Recentemente, eu me surpreendi ao ver no noticiário o caso das rinhas ilegais de pit bulls no Paraná. Senti indignação e uma tristeza muito grande. Especialmente porque tenho um fruto desse tipo de ação do ser humano em casa: adotei um pit bull que era obrigado a participar de rinhas.
Sou de São Paulo e me mudei para a Cidade do México no fim de 2018. A adaptação a um novo país, completamente sozinha, não tem sido fácil. Decidi então adotar um pet para me fazer companhia. O plano era ter um gato, já que moro em um apartamento pequeno. Tudo mudou quando, numa madrugada, ouvi o choro de um bicho na rua. Saí e meu porteiro avisou: “Tem um cachorro quase morto aí fora”. Encontrei o pit bull na calçada, desmaiado e ensanguentado. Eu o levei a um veterinário, que me contou que se tratava de um cachorro de rinha, algo comum no México, apesar de ser ilegal. Resumindo, o cão tinha muitas cicatrizes anteriores, compatíveis com brigas, e até cirurgias em ossos quebrados. Faltavam alguns dentes — descobri mais tarde que os donos das rinhas arrancam os molares dos animais e deixam apenas os dentes que machucam — e seu quadril estava quebrado, o que até hoje atrapalha o modo como ele anda. Outro indício foi o jeito que o achei. Ao passarem dos 2 anos de idade, os cães começam a perder as lutas. Logo sofrem violência e são abandonados. O veterinário me deu um bom desconto — mesmo assim, gastei cerca de 1 000 reais nesse primeiro momento.
Não tive dúvidas de que continuaria cuidando do cachorro, que foi batizado de Vitto Corleone, uma referência ao protagonista de O Poderoso Chefão, pois ele tem cara de dono do bairro. Fisicamente, o Vitto se recuperou rápido. O processo mais complexo tem sido a reabilitação emocional e comportamental. É um cachorro traumatizado. O Vitto não sabia brincar, eu tive de ensiná-lo. Ele se esquivava quando alguém se aproximava de sua cabeça com a mão, pois não sabia receber carinho. Precisou aprender.

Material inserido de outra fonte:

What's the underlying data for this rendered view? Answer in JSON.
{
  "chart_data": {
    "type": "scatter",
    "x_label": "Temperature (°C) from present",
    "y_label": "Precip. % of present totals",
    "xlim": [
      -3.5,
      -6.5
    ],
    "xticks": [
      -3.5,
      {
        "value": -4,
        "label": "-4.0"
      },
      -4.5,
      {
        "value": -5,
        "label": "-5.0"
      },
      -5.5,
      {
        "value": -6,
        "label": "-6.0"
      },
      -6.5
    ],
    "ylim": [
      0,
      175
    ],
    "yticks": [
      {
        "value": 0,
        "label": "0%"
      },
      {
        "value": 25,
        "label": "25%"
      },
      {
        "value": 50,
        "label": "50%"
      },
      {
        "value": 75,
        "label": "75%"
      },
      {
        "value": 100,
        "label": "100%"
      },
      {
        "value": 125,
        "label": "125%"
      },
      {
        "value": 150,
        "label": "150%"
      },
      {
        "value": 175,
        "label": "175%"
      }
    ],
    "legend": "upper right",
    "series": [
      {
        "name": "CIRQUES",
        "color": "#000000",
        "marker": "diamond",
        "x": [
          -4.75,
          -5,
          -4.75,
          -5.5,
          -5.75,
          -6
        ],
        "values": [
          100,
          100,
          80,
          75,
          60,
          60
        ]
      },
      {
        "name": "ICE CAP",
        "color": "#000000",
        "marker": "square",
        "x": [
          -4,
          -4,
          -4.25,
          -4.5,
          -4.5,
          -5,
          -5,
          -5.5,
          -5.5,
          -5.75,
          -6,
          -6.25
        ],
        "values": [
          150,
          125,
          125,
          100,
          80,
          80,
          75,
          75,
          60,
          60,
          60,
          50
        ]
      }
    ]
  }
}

Ouvi de muita gente que eu não deveria ficar com ele. Que seria perigoso, especialmente para uma mulher. Entendo que é um cachorro com modus operandi agressivo. Mas nunca tive medo dele. Ao contrário, eu me sinto segura quando caminho com o Vitto na rua. Uma vez, quando um homem puxou meu braço na calçada, provavelmente para me assaltar, o Vitto avançou em sua direção, e ele fugiu. Seus primeiros meses de adaptação a minha casa foram os mais delicados. Uma noite, acordei com ele me encarando perto da cama. Levei um susto, mas percebi que era ele que estava com medo: o Vitto não conseguia dormir com a luz apagada. Foi só deixar uma luz acesa, e ele dormiu bem.
Quando fui procurar pet shop para banho, hotelzinho, adestrador e passeador, foi outra luta. É difícil achar quem tope cuidar de um pit bull. Cheguei a ouvir de um profissional que, se ele havia apanhado como apanhou, foi porque mereceu. Após muita busca, encontrei uma pet shop que o aceita, mas depois do horário normal para outros clientes. Um passeador fica com ele quando eu viajo e também o ajuda na questão da socialização, pois anda com o Vitto pela cidade junto com outros animais. No processo de adestramento, aprendi que o cachorro tem de entender que eu sou a “líder da matilha”, assim ele me respeita. Isso não ocorreu da noite para o dia. É um aprendizado constante. Ele é um cachorro que demanda atenção. Não adianta ficar brava quando ele faz algo errado. A culpa não é dele, é de tudo o que viveu, do que o ser humano lhe causou. Quero ajudá-lo a ser um cão melhor. Parece muito trabalho, mas é gratificante. O Vitto é meu parceiro, um amigo que me faz companhia e cuida de mim. Não fui eu quem achou o Vitto, foi ele quem me achou. É um amor para a vida toda.